Leitartikel Die Linke beschert sich selbst schlechte Zeiten

Würde die Linke so kritisch beobachtet wie die AfD, es würde wohl viel öfter über ihre Intrigen, Verirrungen und Fehltritte geschrieben werden. Die vergangene Woche war wieder voll davon.

Keine gute Woche für die Linke – selbst verschuldet
Foto: SZ/Roby Lorenz

Zum Beispiel Verschwörungstheorien, die auch bei den Sozialisten weit verbreitet sind. Man muss nur Nato, BND (Bundesnachrichtendienst) oder MAD (Militärischer Abschirmdienst) sagen, und schon sprudeln sie hervor. Jan Korte, Linken-Fraktionsgeschäftsführer im Bundestag, ließ sich davon zu der steilen These verführen, der Ausfall von Kanzlerin Angela Merkels Regierungsflieger könne etwas mit „Netzwerken von Rechtsterroristen in der Bundeswehr bis in den MAD“ zu tun haben. Beweise? Null. Woanders würde eine Parteiführung so etwas wohl als sektiererisch rügen, hier lässt man es durchgehen.

Zum Beispiel Ukraine-Russland-Konflikt. Zwar sind die Hintergründe des jüngsten Zwischenfalls auf dem Meer nicht vollständig aufgeklärt, doch Heike Hänsel, Fraktionsvize der Partei, wusste bald, dass „alles“ auf einen „innenpolitisch motivierten Willen zur Eskalation“ seitens der Ukraine deute. Sie warnte vor „einseitigen“ Sanktionen gegen Russland. Dietmar Bartsch, Fraktionsvorsitzender, äußerte sich dagegen viel zurückhaltender und neutraler. Hänsel wies aber auch er nicht zurecht. Lasst alle Blumen blühen, ist nämlich linke Lebensphilosophie.

Die Linke rangiert derzeit in den Umfragen in ihrem Stammgebiet, den neuen Bundesländern, überall hinter der AfD. In dreien davon wird im kommenden Jahr gewählt.
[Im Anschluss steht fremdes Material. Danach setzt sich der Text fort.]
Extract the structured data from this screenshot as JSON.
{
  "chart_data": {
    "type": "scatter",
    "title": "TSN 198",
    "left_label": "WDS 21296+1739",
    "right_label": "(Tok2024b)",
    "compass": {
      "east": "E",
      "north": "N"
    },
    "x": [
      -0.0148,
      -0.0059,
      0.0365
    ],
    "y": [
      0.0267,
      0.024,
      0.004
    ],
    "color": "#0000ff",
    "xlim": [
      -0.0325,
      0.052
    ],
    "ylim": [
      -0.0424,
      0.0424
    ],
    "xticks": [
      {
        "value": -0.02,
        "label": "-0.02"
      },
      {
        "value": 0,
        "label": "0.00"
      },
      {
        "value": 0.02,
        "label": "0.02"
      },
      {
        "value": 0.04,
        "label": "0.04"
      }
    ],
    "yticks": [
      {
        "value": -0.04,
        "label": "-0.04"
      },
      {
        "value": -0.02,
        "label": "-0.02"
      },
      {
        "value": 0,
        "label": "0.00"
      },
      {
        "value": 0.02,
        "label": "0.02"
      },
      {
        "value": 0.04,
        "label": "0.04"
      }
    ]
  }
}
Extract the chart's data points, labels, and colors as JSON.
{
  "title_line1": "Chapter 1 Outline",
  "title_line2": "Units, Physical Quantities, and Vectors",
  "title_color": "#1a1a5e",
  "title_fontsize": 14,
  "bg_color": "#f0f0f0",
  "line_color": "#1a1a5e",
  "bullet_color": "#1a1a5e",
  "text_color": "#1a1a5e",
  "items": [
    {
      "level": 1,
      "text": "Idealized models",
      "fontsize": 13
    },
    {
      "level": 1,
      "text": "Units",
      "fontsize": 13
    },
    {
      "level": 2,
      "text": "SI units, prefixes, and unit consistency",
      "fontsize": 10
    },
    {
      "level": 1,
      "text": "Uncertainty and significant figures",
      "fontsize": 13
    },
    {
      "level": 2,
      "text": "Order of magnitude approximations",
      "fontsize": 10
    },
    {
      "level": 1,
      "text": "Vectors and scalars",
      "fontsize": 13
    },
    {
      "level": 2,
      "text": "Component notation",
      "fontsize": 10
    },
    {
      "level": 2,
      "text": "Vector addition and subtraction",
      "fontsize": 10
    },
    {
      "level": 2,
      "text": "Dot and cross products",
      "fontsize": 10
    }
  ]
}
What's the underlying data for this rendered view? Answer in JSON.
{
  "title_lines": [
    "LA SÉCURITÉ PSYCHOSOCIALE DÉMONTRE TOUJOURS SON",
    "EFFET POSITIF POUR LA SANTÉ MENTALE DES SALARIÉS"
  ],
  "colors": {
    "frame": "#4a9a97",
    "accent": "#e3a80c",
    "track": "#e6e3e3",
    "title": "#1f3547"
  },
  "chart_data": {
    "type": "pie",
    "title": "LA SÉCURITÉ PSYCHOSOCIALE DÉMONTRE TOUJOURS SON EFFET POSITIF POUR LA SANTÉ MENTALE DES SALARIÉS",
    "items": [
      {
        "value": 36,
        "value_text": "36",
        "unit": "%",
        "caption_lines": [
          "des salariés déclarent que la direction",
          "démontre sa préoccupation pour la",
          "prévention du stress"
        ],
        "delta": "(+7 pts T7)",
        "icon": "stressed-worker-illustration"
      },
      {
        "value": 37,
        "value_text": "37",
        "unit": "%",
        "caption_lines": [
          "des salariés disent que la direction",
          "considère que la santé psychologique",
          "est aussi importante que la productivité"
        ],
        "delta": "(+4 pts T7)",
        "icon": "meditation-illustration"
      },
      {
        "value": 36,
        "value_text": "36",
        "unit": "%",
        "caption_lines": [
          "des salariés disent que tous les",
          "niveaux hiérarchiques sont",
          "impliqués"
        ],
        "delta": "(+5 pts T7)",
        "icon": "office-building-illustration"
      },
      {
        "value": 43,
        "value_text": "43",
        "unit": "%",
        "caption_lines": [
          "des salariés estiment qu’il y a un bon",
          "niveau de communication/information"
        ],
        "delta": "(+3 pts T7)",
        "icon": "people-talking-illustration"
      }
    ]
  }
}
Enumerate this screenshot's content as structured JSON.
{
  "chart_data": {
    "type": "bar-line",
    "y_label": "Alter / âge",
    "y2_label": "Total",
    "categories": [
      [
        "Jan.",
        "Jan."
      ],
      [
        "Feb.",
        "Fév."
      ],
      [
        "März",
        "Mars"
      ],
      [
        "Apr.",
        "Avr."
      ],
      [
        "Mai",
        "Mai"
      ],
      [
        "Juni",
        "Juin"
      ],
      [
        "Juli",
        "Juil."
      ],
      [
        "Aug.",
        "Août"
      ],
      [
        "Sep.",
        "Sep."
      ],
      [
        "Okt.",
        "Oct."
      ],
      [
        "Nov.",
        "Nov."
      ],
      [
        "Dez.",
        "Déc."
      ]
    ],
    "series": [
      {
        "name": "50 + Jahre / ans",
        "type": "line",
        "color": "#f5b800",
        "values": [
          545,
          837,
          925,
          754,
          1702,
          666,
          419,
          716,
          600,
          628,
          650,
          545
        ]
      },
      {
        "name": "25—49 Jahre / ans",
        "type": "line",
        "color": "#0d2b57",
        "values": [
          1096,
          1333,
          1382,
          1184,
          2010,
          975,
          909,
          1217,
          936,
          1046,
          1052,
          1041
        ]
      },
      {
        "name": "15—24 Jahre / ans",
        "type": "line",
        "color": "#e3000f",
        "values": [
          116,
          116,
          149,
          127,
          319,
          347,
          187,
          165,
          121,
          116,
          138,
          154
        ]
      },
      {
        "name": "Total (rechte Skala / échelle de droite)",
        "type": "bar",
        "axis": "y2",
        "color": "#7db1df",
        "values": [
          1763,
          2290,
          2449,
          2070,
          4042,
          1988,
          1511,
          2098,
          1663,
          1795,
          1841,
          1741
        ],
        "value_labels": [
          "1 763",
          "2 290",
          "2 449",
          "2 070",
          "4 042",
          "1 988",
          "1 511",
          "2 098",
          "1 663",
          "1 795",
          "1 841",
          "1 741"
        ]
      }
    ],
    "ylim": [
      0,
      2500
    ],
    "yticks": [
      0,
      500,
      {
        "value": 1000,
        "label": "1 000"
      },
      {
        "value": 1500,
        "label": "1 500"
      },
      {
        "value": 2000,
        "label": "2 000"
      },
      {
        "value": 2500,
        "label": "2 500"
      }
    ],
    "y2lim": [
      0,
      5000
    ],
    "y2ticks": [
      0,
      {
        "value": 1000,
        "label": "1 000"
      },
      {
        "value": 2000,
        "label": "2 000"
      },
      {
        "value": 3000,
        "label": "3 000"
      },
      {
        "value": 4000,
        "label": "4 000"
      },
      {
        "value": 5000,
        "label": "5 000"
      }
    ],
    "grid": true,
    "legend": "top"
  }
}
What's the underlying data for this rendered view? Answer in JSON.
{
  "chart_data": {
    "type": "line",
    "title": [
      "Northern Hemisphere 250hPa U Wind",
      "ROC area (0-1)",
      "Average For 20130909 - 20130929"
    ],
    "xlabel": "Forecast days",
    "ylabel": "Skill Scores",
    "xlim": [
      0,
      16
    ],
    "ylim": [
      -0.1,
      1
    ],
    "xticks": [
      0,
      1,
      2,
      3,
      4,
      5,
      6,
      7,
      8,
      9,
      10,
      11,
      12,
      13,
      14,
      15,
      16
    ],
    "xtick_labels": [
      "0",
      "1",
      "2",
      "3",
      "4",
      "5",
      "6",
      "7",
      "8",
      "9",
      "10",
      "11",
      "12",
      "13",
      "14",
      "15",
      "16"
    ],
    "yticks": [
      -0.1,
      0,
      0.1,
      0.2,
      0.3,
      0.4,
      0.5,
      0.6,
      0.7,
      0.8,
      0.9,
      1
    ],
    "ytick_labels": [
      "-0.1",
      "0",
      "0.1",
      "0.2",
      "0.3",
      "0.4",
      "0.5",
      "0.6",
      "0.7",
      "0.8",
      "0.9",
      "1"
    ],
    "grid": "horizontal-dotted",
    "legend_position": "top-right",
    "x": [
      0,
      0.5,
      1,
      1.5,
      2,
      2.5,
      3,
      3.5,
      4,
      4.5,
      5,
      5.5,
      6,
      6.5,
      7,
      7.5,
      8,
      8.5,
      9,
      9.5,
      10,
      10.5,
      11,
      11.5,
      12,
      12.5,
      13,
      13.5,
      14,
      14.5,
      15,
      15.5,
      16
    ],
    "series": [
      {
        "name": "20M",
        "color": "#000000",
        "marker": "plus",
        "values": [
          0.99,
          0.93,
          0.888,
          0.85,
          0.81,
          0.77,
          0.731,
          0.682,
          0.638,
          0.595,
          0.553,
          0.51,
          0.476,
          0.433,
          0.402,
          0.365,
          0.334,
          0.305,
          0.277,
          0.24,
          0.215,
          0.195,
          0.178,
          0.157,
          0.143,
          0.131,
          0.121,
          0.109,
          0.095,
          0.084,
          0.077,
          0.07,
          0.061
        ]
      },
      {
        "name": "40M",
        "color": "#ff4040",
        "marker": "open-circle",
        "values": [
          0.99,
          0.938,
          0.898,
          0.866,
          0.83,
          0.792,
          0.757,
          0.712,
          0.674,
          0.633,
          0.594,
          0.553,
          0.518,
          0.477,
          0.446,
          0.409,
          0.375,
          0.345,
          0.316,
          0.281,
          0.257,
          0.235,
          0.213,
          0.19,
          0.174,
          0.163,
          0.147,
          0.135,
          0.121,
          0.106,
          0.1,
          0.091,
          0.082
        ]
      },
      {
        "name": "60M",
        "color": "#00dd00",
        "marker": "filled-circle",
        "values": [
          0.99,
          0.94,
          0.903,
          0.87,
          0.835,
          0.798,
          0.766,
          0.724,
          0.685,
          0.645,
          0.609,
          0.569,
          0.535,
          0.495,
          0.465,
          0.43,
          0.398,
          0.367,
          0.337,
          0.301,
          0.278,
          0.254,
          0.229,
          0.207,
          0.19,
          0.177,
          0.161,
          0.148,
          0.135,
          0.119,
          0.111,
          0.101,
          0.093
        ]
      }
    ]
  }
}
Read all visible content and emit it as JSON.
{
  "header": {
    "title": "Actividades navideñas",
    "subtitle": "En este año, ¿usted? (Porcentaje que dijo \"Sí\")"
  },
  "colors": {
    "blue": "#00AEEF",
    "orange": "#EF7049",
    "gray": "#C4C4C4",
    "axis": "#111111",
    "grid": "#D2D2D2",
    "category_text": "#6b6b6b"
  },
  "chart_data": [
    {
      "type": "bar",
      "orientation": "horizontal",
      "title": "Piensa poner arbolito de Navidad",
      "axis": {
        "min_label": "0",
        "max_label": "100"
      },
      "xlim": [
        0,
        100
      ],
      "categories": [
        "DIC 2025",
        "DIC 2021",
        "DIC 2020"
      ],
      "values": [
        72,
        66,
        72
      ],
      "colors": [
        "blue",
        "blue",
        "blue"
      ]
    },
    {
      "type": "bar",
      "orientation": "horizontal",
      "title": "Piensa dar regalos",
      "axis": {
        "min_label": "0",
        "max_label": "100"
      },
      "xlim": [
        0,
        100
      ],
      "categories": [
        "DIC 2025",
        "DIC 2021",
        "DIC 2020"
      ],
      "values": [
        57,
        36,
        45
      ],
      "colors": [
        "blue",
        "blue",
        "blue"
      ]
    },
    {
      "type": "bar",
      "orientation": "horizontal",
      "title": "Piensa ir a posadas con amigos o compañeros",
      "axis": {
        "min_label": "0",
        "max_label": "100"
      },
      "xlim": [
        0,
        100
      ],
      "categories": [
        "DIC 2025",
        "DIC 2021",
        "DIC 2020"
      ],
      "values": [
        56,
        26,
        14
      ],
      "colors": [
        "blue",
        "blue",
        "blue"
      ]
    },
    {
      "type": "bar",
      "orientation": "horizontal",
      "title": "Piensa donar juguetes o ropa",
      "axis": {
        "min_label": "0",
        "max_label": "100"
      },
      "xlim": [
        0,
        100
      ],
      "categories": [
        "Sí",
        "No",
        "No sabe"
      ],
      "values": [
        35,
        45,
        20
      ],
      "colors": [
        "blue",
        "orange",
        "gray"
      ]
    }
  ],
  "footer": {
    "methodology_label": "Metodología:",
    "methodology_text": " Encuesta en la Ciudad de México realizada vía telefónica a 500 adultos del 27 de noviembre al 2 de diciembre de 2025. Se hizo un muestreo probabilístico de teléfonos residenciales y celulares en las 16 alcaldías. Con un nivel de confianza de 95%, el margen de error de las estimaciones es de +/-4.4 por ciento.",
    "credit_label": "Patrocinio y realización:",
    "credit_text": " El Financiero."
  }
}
Trotzdem leistet sie sich dies: Fünf Stunden Debatte bei einer Klausurtagung am vergangenen Freitag und keine Einigung beim Streitthema Migration. Dabei ist das im Osten ein Schlüsselthema. Der Konflikt mit Fraktionschefin Sahra Wagenknecht, die sich gegen „offene Grenzen“ ausgesprochen hatte, wurde mit Wortgirlanden umkränzt. Übrigens, dass ein Parteiführer nebenher zur Unterstützung der eigenen Position noch eine Privat-„Bewegung“ unterhält, wie Sahra Wagenknecht mit ihrer Plattform „Aufstehen“, gibt es in dieser Form nur noch bei den Rechtspopulisten. In Gestalt von AfD-Mann Björn Höckes Unterstützerkreis „Flügel“.

Hinzu kommen haarsträubende Fehler wie am vergangenen Donnerstag bei der Abstimmung über den UN-Migrationspakt im Bundestag. Entschieden wurde zwar nicht über den Pakt selbst, sondern über einen Entschließungsantrag der großen Koalition. In dem wurde das UN-Papier begrüßt, zugleich aber betont, dass es rechtlich nicht bindend sei. Dem muss man als Opposition nicht zustimmen, auch wenn man für den Migrationspakt ist. Grüne und FDP enthielten sich deshalb. Nicht so die Linke. Sie stimmte unter dem Hinweis darauf, dass sie einen eigenen Antrag mit dem Titel „Internationale Rechte für Migrantinnen und Migranten“ vorgelegt habe, geschlossen mit Nein. Wie sonst nur noch die AfD. Links und Rechts einig in Ablehnung, dieser Eindruck blieb.

Nein, es war wahrlich keine gute Woche für die deutsche Linke.